Asia-Pacific financial markets will remain strong in 2007, but higher financing costs and more muted economic growth make a repeat of this year's stellar performance unlikely. Economic growth in Asia-Pacific is expected to again exceed most other regions in 2007, underpinned by strong domestic demand and intraregional trade, which will largely offset the impact of a slowdown in the U.S. economy.
These overall favorable economic and market conditions are likely to cause investors to minimize credit risk concerns and add fuel to an already overheated mergers and acquisitions (M&A) market. Indeed, the continued boom in M&A in the region has increased the volatility of share prices and the credit profiles of potential acquirers and target companies, raising new uncertainties for debt and equity investors.
Nevertheless, investors are unlikely to curtail their very high tolerance for debt leverage, nor are corporates likely to ready themselves for an inevitable turn of the cycle. This should lead to the continuing deepening of the region's high-yield market, but at the cost of a number of companies slipping below investment grade, as well as a likely slight increase in the number of corporate defaults from what is now a cyclically low level.
Moreover, there is less upside potential for Asian equity markets in 2007 after such a spectacular performance in the second half of 2006. Tighter liquidity will have a dampening effect on regional stock markets, and earnings growth in 2007 and beyond will feel the pinch from rising input costs, wages growth, a heavier debt burden, and higher interest rates.
Labor constraints also loom as a threat. Wage pressures are expected to build in Asia because of higher cost of living, increased pension and health-care costs, skills shortages, rising employment levels, and slower growth in the labor pool. The potential for a housing-bubble burst remains, but property prices should continue to be supported by urbanization and rising middle-class incomes.
On a positive note, the region's financial markets should continue to broaden and deepen in the year ahead. Rapid development of both the commercial and residential property markets will lead to greater issuance of real estate investment trusts (REITs) and mortgage-backed securities, while growth in infrastructure investment will rely increasingly on financing in the capital markets.
Furthermore, ongoing regulatory developments that are improving transparency, strengthening the local financial sector, and spurring foreign investment throughout the region, are encouraging growth in local financial markets. It is expected that governments across Asia-Pacific will continue to support the integration of local markets into the international capital markets. This process is bringing real and lasting benefits to local economies and international investors.
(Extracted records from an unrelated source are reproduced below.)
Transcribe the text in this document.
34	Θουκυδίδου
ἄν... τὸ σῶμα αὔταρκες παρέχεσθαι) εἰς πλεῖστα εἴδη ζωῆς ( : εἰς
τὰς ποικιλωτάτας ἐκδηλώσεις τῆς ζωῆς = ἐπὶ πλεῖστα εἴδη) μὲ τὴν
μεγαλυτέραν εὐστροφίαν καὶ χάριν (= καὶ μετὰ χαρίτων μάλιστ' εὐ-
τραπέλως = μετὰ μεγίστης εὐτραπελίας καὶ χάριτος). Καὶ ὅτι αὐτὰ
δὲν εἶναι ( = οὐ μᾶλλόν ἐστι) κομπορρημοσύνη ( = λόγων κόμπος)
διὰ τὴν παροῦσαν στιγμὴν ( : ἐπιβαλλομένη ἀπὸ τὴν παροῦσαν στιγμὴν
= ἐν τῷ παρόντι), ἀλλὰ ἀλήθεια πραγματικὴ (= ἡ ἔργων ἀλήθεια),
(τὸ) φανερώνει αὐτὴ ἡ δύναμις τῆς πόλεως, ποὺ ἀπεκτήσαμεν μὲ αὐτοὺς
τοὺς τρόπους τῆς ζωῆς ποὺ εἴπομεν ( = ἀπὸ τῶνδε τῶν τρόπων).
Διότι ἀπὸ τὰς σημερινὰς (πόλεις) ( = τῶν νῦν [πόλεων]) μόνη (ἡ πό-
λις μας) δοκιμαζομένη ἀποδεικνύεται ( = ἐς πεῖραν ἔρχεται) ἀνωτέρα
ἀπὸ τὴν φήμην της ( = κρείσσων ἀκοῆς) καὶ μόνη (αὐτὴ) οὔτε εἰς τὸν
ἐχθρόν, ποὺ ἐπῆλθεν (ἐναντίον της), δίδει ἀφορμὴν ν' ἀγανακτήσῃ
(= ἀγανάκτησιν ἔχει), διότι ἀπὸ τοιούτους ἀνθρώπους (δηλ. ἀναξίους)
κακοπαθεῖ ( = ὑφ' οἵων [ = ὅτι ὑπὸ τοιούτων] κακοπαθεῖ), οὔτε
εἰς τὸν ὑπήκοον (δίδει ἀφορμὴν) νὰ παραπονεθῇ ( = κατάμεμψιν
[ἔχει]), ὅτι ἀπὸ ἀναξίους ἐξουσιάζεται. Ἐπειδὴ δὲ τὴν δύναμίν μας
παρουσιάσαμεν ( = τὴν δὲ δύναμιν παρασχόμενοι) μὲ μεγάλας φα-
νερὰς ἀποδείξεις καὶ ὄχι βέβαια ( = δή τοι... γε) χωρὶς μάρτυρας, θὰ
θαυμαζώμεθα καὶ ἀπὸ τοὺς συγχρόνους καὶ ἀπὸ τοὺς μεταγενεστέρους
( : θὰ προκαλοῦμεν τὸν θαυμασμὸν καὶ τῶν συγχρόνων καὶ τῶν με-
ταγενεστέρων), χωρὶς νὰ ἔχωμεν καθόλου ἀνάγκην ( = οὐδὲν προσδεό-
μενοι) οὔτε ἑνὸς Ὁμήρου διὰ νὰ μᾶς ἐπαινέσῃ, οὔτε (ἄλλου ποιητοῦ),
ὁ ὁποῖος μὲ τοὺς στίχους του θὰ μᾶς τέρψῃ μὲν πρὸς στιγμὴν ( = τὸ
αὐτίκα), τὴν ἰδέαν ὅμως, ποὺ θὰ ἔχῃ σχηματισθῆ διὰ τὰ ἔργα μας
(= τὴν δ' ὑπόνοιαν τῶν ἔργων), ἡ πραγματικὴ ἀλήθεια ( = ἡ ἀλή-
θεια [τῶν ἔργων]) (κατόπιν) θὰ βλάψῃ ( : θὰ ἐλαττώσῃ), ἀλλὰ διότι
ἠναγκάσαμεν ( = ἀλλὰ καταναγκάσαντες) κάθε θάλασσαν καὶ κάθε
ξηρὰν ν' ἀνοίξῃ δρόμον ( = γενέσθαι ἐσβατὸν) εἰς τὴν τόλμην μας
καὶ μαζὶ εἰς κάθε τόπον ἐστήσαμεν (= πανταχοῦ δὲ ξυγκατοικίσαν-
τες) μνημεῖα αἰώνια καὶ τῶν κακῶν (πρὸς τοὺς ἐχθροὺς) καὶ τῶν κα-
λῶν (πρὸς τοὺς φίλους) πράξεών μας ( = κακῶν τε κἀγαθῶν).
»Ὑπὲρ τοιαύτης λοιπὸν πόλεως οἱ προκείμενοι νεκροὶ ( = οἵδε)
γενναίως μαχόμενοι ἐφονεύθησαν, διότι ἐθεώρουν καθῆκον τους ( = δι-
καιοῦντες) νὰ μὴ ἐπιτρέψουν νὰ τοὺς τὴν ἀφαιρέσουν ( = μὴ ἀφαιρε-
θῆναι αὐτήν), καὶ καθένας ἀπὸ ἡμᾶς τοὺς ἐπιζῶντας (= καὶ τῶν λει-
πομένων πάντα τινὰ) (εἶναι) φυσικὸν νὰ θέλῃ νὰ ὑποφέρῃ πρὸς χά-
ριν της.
GROWTH: China still the key driver for the region
The outlook for economic growth in the Asia-Pacific region remains supportive, with growth rates expected to exceed most other regions in 2007, as strong domestic demand and interregional trade flows largely offset any potential export reductions stemming from an economic slowdown in the U.S. The region benefits from the three significant subregional economies of China, India, and Japan.
China, in particular, continues to be a key driver of regional growth, with the economic slowdown in the U.S. expected to dampen China's growth momentum only marginally. Consumer spending is expected to remain a supportive feature, underpinned by rising income levels and the wealth effect of higher residential property prices. Household indebtedness has risen to historical highs, although in many markets, debt levels have risen from a relatively low base.
Property markets are expected to remain active throughout 2007. Associated with the prevailing economic prosperity throughout the region has been strong demand for office space in most major commercial centers in Asia.